The Supreme Court May Give Mitt Romney a $780,000 Tax CutBy
(Updated with new, larger estimate from Richard Rubin)
If the Supreme Court decides to strike down President Obama’s health-care law—which seems a lot likelier today than it did a week ago—one effect would be to eliminate the law’s 3.8 percent tax on unearned income that’s set to take effect Jan. 1, 2013, and will help fund the expansion of insurance coverage. As Margaret Collins and Richard Rubin note in a new Bloomberg News story this morning, that tax, should it survive, will hit private equity managers particularly hard, since much of their earnings comes in the form of carried interest and other capital gains. “Investors in these funds and also the managers in these funds are likely to incur this tax,” Elizabeth Kessenides, a tax attorney in New York, told Collins and Rubin. “It looks like they’ll be caught.”
As it happens, a very prominent former private equity manager, and current investor, who’s set to become the Republican presidential nominee has a lot of money at stake in the court’s decision. In January, after coming under considerable public pressure, Mitt Romney released his 2010 tax return, and from that return it’s possible to glean how much the GOP frontrunner stands to benefit from a decision against the health-care law.
According to the filing, which Romney posted on his campaign website, he and his wife Ann earned $21.6 million in 2010. Of that amount, $7.4 million was carried interest (per his campaign’s counsel, Ben Ginsberg), and more than half his total income—$12.6 million—came in the form of capital gains.

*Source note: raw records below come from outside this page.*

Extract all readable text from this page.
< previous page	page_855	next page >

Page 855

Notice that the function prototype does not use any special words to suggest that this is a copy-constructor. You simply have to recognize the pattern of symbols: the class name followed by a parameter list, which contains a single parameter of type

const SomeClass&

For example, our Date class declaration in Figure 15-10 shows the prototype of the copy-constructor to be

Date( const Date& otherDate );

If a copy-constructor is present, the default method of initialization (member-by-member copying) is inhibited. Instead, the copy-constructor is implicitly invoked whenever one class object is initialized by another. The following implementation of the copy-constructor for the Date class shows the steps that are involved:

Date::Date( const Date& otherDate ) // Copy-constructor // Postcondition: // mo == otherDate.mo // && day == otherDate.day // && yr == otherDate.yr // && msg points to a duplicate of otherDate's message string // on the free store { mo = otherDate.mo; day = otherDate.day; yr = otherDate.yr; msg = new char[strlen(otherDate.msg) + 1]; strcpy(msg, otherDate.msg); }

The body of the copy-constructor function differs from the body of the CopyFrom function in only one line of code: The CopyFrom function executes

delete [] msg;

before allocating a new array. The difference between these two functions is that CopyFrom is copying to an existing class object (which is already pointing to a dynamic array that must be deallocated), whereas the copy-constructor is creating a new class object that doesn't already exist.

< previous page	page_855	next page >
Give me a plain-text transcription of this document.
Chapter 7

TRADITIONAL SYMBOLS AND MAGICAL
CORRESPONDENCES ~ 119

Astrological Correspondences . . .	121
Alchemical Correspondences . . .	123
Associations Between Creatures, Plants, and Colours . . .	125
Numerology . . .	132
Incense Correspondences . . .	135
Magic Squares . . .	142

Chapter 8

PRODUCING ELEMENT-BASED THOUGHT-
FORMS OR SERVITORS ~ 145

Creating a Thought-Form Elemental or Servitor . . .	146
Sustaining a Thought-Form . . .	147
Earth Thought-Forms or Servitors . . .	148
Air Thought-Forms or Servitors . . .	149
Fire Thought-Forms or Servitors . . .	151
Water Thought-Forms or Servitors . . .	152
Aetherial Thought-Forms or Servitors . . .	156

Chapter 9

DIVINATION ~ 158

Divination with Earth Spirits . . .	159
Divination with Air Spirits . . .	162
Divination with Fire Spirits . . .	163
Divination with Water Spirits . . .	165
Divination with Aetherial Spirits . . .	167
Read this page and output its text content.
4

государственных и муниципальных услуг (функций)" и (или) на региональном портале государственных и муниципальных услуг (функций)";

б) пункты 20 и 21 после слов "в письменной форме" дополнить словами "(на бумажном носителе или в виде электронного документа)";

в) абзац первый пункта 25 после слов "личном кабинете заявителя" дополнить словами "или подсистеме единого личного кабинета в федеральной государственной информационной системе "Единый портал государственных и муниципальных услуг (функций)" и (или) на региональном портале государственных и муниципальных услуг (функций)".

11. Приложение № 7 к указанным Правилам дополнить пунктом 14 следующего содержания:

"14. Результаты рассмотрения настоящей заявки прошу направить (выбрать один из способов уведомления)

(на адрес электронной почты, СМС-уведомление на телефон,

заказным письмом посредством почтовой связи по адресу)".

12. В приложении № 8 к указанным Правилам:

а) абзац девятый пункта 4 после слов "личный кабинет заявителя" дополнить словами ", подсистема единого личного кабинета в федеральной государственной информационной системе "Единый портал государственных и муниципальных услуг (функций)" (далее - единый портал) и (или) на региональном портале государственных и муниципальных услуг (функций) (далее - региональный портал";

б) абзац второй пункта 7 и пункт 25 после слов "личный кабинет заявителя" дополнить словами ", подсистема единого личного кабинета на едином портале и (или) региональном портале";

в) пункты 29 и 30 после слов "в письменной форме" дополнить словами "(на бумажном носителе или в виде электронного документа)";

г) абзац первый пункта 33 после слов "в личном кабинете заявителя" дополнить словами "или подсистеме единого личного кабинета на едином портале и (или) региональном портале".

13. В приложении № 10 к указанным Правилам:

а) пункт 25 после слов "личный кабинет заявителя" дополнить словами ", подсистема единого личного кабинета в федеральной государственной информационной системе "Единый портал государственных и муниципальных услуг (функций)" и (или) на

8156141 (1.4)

Relative to current law and assuming his 2013 return resembles that of 2010, Romney would realize a tax savings of $478,800 if the Supreme Court wipes out Obamacare.
That would be great news for Romney’s tax bill. But it might not be so great for his political fortunes, because it would tie the sudden elimination of a broad, middle-class benefit to a pretty whopping tax cut for someone who is already under intense scrutiny for paying such a low tax rate—Romney paid 13.9 percent in 2010. That is exactly the sort of rich guy/ordinary guy disparity that the Obama campaign is going to be keying on if—really, when—Romney becomes the nominee.
UPDATE: Richard Rubin just noted to me that Romney’s tax savings could be substantially larger than the $478,800 I’d estimated. That’s because, in addition to the capital gains, he received $3,295,727 of interest and $4,923,348 of dividends (and then $279,884 of rental/royalty losses that would presumably net against that).
Without the rules — and a sharp lawyer who understands the laws governing passive income — we can’t know for certain, but Rubin estimates that the total tax bill (based on 2010) that could be wiped out by a negative court decision would be more like $779,473. That’s because almost all of Romney’s income — besides his state tax refund and the business income from his public speaking — was “unearned” and thus would be subject to the tax.